I am a 19 year old female and I've had mid gastro issues my whole life--nothing serious, just annoyances, but recently it's gotten to a point where I can't take it. My main issue is this intense nausea that comes and goes, and doesn't seem to be caused by anything in particular. The weirdest thing is that the nausea is partially or completely relieved by these strange hiccup-burps. I've found my whole life that I cannot burp, instead I make this loud, sudden hiccuping sound, followed by a silent exhale of air, which occur most frequently after eating and drinking. When they come during an episode of nausea, they are usually in groups of three, but never more (not like actual hiccups).
I know I need to hiccup because I feel pressure building between my breasts. I can only let a hiccup out if my posture is completely upright. When I get the nausea, I feel a tight, gag-reflex type feeling near the recess between my collarbones, in my throat. My ears also tend to get congested. Another strange thing is that I never actually throw up (I'm not sure if this is me suppressing it from my anxiety of vomiting).

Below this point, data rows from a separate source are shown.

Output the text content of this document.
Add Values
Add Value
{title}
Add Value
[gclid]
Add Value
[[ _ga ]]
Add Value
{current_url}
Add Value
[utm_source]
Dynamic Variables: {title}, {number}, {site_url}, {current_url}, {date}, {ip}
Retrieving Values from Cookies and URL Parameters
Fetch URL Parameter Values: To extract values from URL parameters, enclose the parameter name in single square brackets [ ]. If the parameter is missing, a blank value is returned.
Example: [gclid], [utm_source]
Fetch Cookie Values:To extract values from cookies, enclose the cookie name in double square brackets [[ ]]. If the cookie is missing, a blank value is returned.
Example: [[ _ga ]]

I've had several tests done after seeing a GI. Colonoscopy, endoscopy, CT scan and ultrasound were all normal, the only thing he said was there were increased lymphocytes in my small bowel, and sent me for Celiac testing which came back inconclusive. He feels that I'm still gluten-sensitive, so I've gone on the diet just one week ago. I've seen significant improvement, but tonight the nausea came back in full force. I'm going for a small bowel series next weekend. I was also diagnosed with GERD by an ENT a few months ago, and have been on omeprazole since. I feel that this a sound diagnosis due to my earlier symptoms, but offers no explanation for my current dilemma.
Does anyone have any idea what could be causing this strange nausea + hiccuping? Both myself and my doctor have no idea. I know the small bowel series will probably have some kind of answer, but it would put my mind at ease to know what this could be and what I should do about it.